Ricardo Salgado pode ter feito uma porção de asneiras muito razoável, mas ainda assim, olhando por alto para as comissões para lamentar de inquérito, ainda era a ele que entregava as minhas poupanças. Quais poupanças? – Perguntará o Leitor mais cruel e é uma boa pergunta. Também não sei. Mas pronto, é uma força de expressão.
Não deixa de ser notável como um homem cai de uma altura tão grande, tão direitinho. Eu sempre que vejo a minha conta fico dois dias em casa de roupão e o Ricardo Salgado viu o grupo e o banco irem pelos ares e parece que se vai casar.
Era, sem dúvida, a ele que entregava as minhas poupanças. Dirá o Leitor mais revoltado que me deixei levar pela sua estratégia de defesa. Confesso que não vi estratégia de defesa alguma. Ricardo Salgado esteve igual a si próprio, como se diz na gíria fofa.
E não se viu estratégia de defesa provavelmente porque a actividade bancária é uma permanente estratégia de defesa. Os bancos, na verdade, não apresentam resultados. Defendem-se. Neste caso em concreto, Ricardo Salgado está apenas a defender-se de resultados menos bons. Dir-se-ia até resultados muito fracos, na medida em que o banco e o grupo foram à vida, mas são resultados.
O que eu sei é que do que vi até agora, seria Ricardo Salgado o meu director financeiro. O seu primo Ricciardi não podia ser porque é um pouco histérico e acorda tarde. Também é demasiado frontal e eu tenho cá para mim que as pessoas demasiado frontais caíram quando eram “piquenas” e partiram a mola da elegância.
Ricciardi, ao tomar conta das minhas poupanças, andaria uns meses a dar-me palmadinhas nas costas na esperança de que houvesse mais. Quando percebesse que não havia mais nada, ia directo ao Banco de Portugal apresentar queixa contra mim.
A outra hipótese era Pedro Queiroz Pereira mas ele próprio disse várias vezes que é só industrial, pá. E eu fábricas não tenho, pá. Tenho uma pequena garagem e algumas ferramentas, mas duvido que o ‘pqp’ conseguisse fazer papel com aquilo. Agora que penso nisso, sediando a pequena garagem no Luxemburgo e obtendo um financiamento de 200 milhões talvez seja possível levá-la ao PSI 20.
Mas enfim, vou sempre precisar de alguém para gerir as minhas poupanças, que no caso da garagem correr bem vão passar a ser uma fortuna. E esse alguém, repito, feita uma análise às comissões para lamentar de inquérito, seria Ricardo Salgado, o gentleman disto tudo.

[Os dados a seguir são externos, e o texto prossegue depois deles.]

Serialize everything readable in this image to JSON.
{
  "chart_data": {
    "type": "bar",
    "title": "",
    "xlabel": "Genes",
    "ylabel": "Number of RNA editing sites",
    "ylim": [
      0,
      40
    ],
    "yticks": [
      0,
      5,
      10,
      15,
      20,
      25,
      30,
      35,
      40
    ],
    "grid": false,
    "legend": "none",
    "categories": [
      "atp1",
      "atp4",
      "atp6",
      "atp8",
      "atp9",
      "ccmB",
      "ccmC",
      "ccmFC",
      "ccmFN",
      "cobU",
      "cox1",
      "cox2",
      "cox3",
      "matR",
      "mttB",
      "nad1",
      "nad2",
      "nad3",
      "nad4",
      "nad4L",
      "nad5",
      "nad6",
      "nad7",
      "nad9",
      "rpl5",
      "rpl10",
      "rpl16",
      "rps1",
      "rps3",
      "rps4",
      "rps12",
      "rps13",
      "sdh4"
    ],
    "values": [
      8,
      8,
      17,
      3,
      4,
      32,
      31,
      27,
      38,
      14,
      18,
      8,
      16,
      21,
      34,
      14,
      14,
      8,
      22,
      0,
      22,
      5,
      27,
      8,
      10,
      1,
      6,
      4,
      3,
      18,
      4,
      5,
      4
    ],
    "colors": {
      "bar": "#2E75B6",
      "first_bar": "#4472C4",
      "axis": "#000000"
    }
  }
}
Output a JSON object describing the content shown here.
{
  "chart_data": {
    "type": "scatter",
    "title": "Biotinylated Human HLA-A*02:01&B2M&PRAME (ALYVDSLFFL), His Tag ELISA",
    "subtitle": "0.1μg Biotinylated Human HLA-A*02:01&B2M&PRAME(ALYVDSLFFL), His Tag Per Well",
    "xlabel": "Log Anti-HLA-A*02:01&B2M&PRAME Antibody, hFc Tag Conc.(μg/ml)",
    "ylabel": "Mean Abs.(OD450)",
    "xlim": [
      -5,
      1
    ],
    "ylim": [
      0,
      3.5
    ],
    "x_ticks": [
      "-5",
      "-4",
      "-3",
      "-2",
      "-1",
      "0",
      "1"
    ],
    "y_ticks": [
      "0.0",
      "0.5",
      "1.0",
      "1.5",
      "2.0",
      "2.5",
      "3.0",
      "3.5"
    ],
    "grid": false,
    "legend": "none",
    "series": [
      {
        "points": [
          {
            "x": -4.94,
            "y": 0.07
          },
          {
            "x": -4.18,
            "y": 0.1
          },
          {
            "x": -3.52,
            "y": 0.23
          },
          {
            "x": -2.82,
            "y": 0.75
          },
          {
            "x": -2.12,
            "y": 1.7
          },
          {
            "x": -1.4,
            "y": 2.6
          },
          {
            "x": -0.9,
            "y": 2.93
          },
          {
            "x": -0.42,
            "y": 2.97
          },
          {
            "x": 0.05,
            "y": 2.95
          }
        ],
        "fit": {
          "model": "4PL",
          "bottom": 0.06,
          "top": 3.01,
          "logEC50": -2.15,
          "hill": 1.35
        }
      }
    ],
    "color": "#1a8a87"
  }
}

Insistirá o Leitor mais revoltado que eu me deixei levar pela estratégia de defesa de Ricardo Salgado. E eu insisto que não há como sair desta história sem ser enganado, pelo que o melhor mesmo é escolhermos a nossa personagem preferida, como em qualquer novela. Ora, pela minha parte, não costumo simpatizar com as personagens cómicas e a verdade é que Ricardo Salgado fez o que devem fazer nestes casos os homens de bem. Protegeu a sua família, lutou pelo seu império e no fim culpou o contabilista.
Reconheça-se que arcar com as culpas é uma das principais competências dos contabilistas. Donos que são de uma ciência que ninguém compreende, só eles conseguem fazer magia com números. - Mas senhor presidente, como eu já lhe disse, o senhor está falido. – Não diga isso, seu incompetente, a culpa é sua, que não sabe fazer contas, eu vou matá-lo com o meu corta charutos, seu imbecil, veja lá melhor as contas. – De facto, vendo bem, o seu império apresenta resultados positivos de 3 milhões. – Era preciso pregar-me um susto daqueles!?
Creio que com este exemplo se percebe bem o nível de responsabilidades. Um tenta lutar pela sua faustosa sobrevivência, o outro faz apenas a sua magia, registando-se tão-somente uma ameaça com um corta charutos, que não passa de um pequeno delito.
Não tenho dúvidas em declarar a minha confiança em Ricardo Salgado e a minha disponibilidade para com ele fazer bons negócios, na certeza de que se não correrem bem, só não quero ser inquirido pela Mariana Mortágua, que me parece a pior parte de se estar envolvido num escândalo financeiro.